(JNS) Die Vereinigten Staaten haben ihr Veto gegen eine Resolution des UN-Sicherheitsrats eingelegt, die von den zehn gewählten Mitgliedern des Rates ausgearbeitet wurde und in der Israel aufgefordert wird, alle Beschränkungen für Hilfslieferungen nach Gaza aufzuheben. Die Resolution wurde von 14 der 15 Mitglieder des Gremiums unterstützt.
„Für einige Mitglieder des Rates ist dies eine Show. Für Israel ist dies die tägliche Realität“, erklärte Danny Danon, der israelische Botschafter bei den Vereinten Nationen, vor dem Rat.
„Der Vorschlag wurde vorgelegt, ohne die Hamas zu verurteilen, ohne das Massaker vom 7. Oktober zu verurteilen und ohne die Forderung an die Hamas, ihre Waffen abzugeben“, sagte Danon. „Das ist keine Diplomatie. Das ist Kapitulation.“
Die Resolution fordert einen sofortigen und bedingungslosen Waffenstillstand und darüber hinaus die „sofortige, würdige und bedingungslose Freilassung aller Geiseln, die von der Hamas und anderen Gruppen festgehalten werden“.
„Diejenigen, denen die Zukunft des Gazastreifens wirklich am Herzen liegt, sollten sich dafür einsetzen, die Hamas aus dem Gazastreifen zu entfernen“, sagte Danon. „Solange die Geiseln von dieser brutalen Terrororganisation festgehalten werden, gibt es keinen Waffenstillstand und wird es auch keinen geben.

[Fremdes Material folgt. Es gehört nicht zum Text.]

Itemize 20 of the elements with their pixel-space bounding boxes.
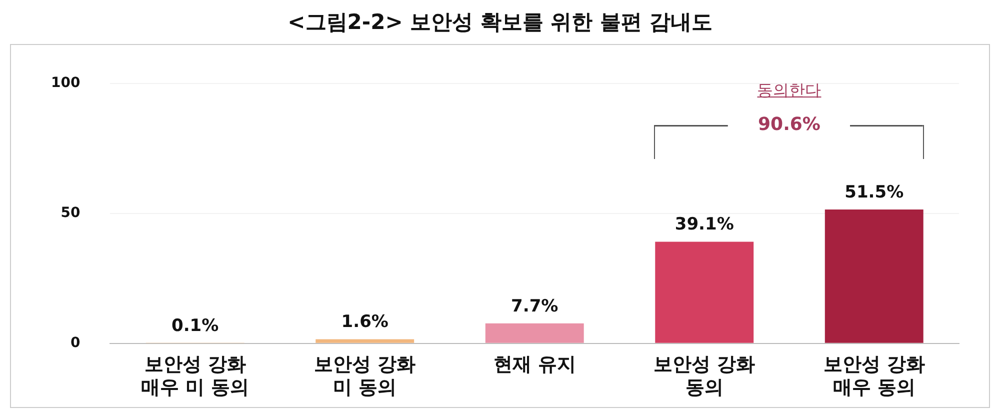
bar [824,210,924,343]
x-tick-label: 보안성 강화 매우 동의 [823,354,925,399]
data-label: 7.7% [511,296,558,316]
data-label: 1.6% [341,312,388,332]
bar [316,339,414,343]
x-tick-label: 보안성 강화 매우 미 동의 [140,354,250,399]
bar [485,323,584,343]
y-tick-label: 0 [70,335,80,352]
data-label: 39.1% [674,214,734,235]
bar [655,242,754,343]
y-tick-label: 50 [60,205,80,222]
annotation: 동의한다 [757,80,822,102]
chart-title: <그림2-2> 보안성 확보를 위한 불편 감내도 [286,9,714,36]
x-tick-label: 보안성 강화 미 동의 [314,354,416,399]
annotation: 90.6% [758,114,820,136]
x-tick-label: 현재 유지 [493,354,576,376]
data-label: 0.1% [172,316,219,336]
y-tick-label: 100 [50,75,80,92]
x-tick-label: 보안성 강화 동의 [654,354,756,399]
data-label: 51.5% [844,182,904,202]
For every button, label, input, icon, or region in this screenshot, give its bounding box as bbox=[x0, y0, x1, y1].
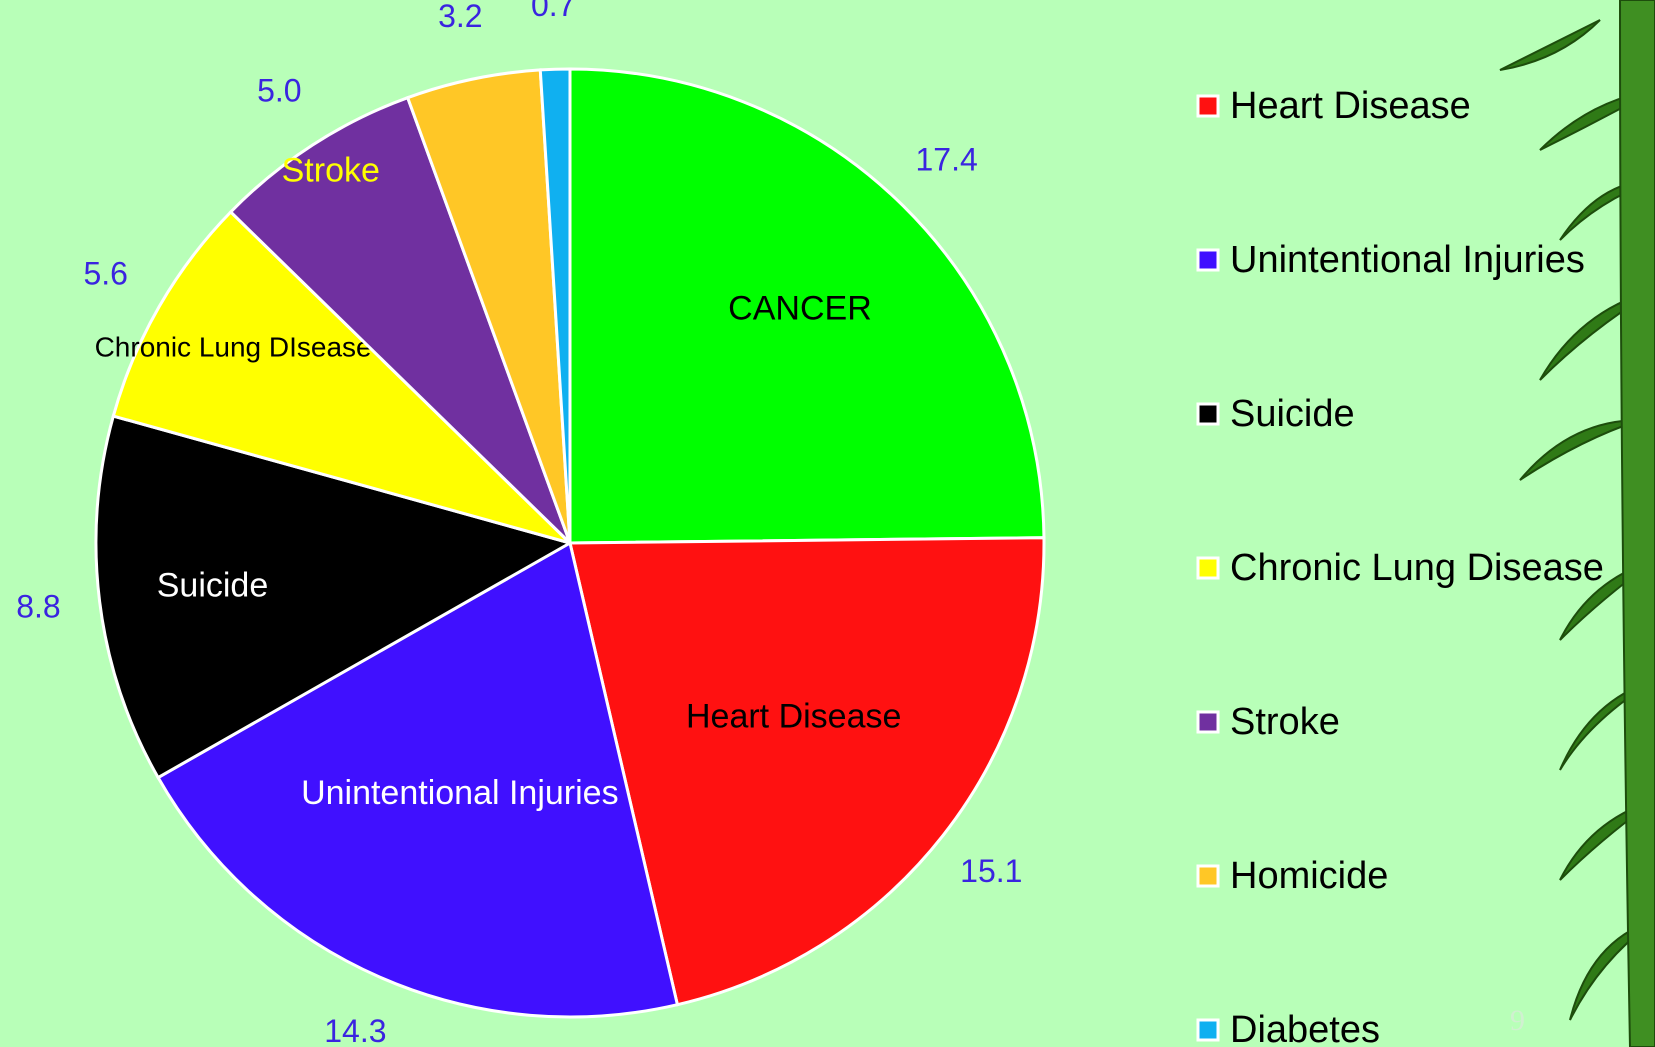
value-label: 3.2 bbox=[438, 0, 482, 34]
slice-label: Stroke bbox=[282, 152, 380, 190]
legend-label: Homicide bbox=[1230, 855, 1388, 897]
slide: 9 CANCER 17.4 Heart Disease 15.1 Unintention… bbox=[0, 0, 1655, 1047]
legend-swatch bbox=[1198, 558, 1218, 578]
legend-label: Suicide bbox=[1230, 393, 1355, 435]
legend-label: Stroke bbox=[1230, 701, 1340, 743]
legend-swatch bbox=[1198, 404, 1218, 424]
legend-swatch bbox=[1198, 250, 1218, 270]
legend-swatch bbox=[1198, 866, 1218, 886]
slice-label: CANCER bbox=[728, 289, 872, 327]
value-label: 5.0 bbox=[257, 73, 301, 109]
slide-number: 9 bbox=[1510, 1004, 1525, 1037]
value-label: 0.7 bbox=[531, 0, 575, 23]
legend-label: Diabetes bbox=[1230, 1009, 1380, 1047]
value-label: 5.6 bbox=[83, 255, 127, 291]
legend-label: Heart Disease bbox=[1230, 85, 1471, 127]
slice-label: Heart Disease bbox=[686, 698, 901, 736]
value-label: 17.4 bbox=[915, 142, 977, 178]
value-label: 14.3 bbox=[324, 1013, 386, 1047]
legend-label: Unintentional Injuries bbox=[1230, 239, 1585, 281]
legend-swatch bbox=[1198, 1020, 1218, 1040]
legend-swatch bbox=[1198, 96, 1218, 116]
legend-swatch bbox=[1198, 712, 1218, 732]
slice-label: Chronic Lung DIsease bbox=[95, 332, 372, 363]
value-label: 15.1 bbox=[960, 853, 1022, 889]
slice-label: Unintentional Injuries bbox=[301, 774, 619, 812]
legend-label: Chronic Lung Disease bbox=[1230, 547, 1604, 589]
slice-label: Suicide bbox=[157, 566, 269, 604]
value-label: 8.8 bbox=[16, 588, 60, 624]
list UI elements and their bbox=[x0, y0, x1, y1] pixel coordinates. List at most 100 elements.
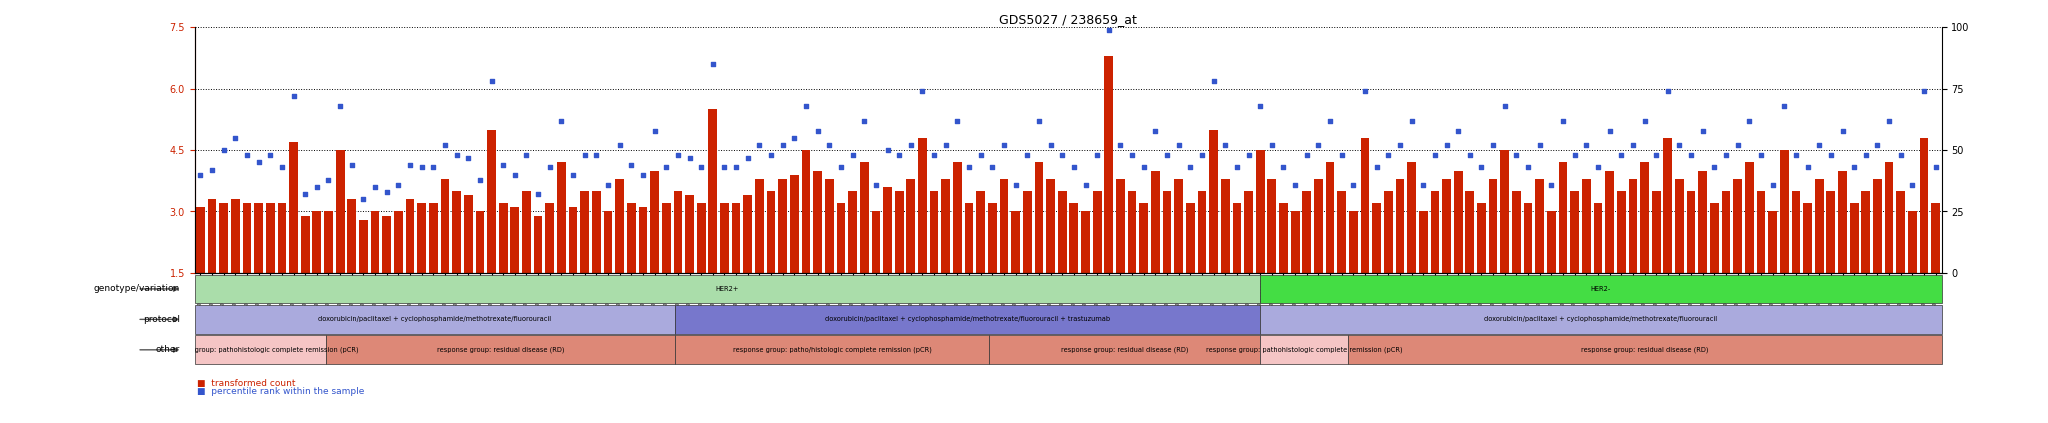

Israel wird weiterhin militärischen Druck ausüben, bis alle Geiseln zurückgegeben werden.“
Die Resolution fordert außerdem, „dass die israelische Regierung unverzüglich und bedingungslos alle Beschränkungen für die Einfuhr humanitärer Hilfe nach Gaza aufhebt und deren sichere und ungehinderte Verteilung an die bedürftige Bevölkerung, insbesondere durch die Vereinten Nationen und humanitäre Partner, gewährleistet“.
Die Resolution zitierte einen umstrittenen, von den Vereinten Nationen unterstützten Bericht, der feststellt, dass in Gaza-Stadt und den umliegenden Gebieten eine „Hungersnot“ herrscht. Die Befürworter des Berichts machen die Vereinigten Staaten für ihre Methoden der humanitären Hilfe verantwortlich. Die Hilfsgüter der Vereinten Nationen werden in alarmierendem Ausmaß geplündert.
Morgan Ortagus, Beraterin der US-Vertretung bei den Vereinten Nationen, sagte, dass „die Ablehnung dieser Resolution durch die USA keine Überraschung sein sollte“.
„Sie verurteilt weder die Hamas noch erkennt sie das Recht Israels auf Selbstverteidigung an, und sie legitimiert fälschlicherweise die falschen Darstellungen, die der Hamas zugutekommen und die leider in diesem Rat Anklang gefunden haben“, sagte Ortagus.
Die Sitzung am Donnerstag war das sechste Mal, dass Washington ein Veto gegen eine Resolution des Sicherheitsrats einlegte, die einen Waffenstillstand forderte.
„Die Ratsmitglieder ignorierten, als die Vereinigten Staaten deutlich machten, dass diese Resolution inakzeptabel sei“, sagte Ortagus. „Der Rat entschied sich stattdessen für eine Scheinaktion – die darauf abzielte, ein Veto zu provozieren –, die den Terroristen der Hamas und denen, die sie finanzieren und unterstützen, eine Lebensader verschafft.“
Washington stand erneut allein im Rat zur Verteidigung Israels.
„Solange Washington seine Sichtweise auf die Krise in Gaza nicht ändert, solange die multilaterale Diplomatie der Vereinten Nationen dort als Hindernis und nicht als ein äußerst wichtiges Instrument angesehen wird, wird es keinen Durchbruch bei der Beilegung des Nahostkonflikts geben“, sagte Wassili Nebensja, Russlands UN-Botschafter.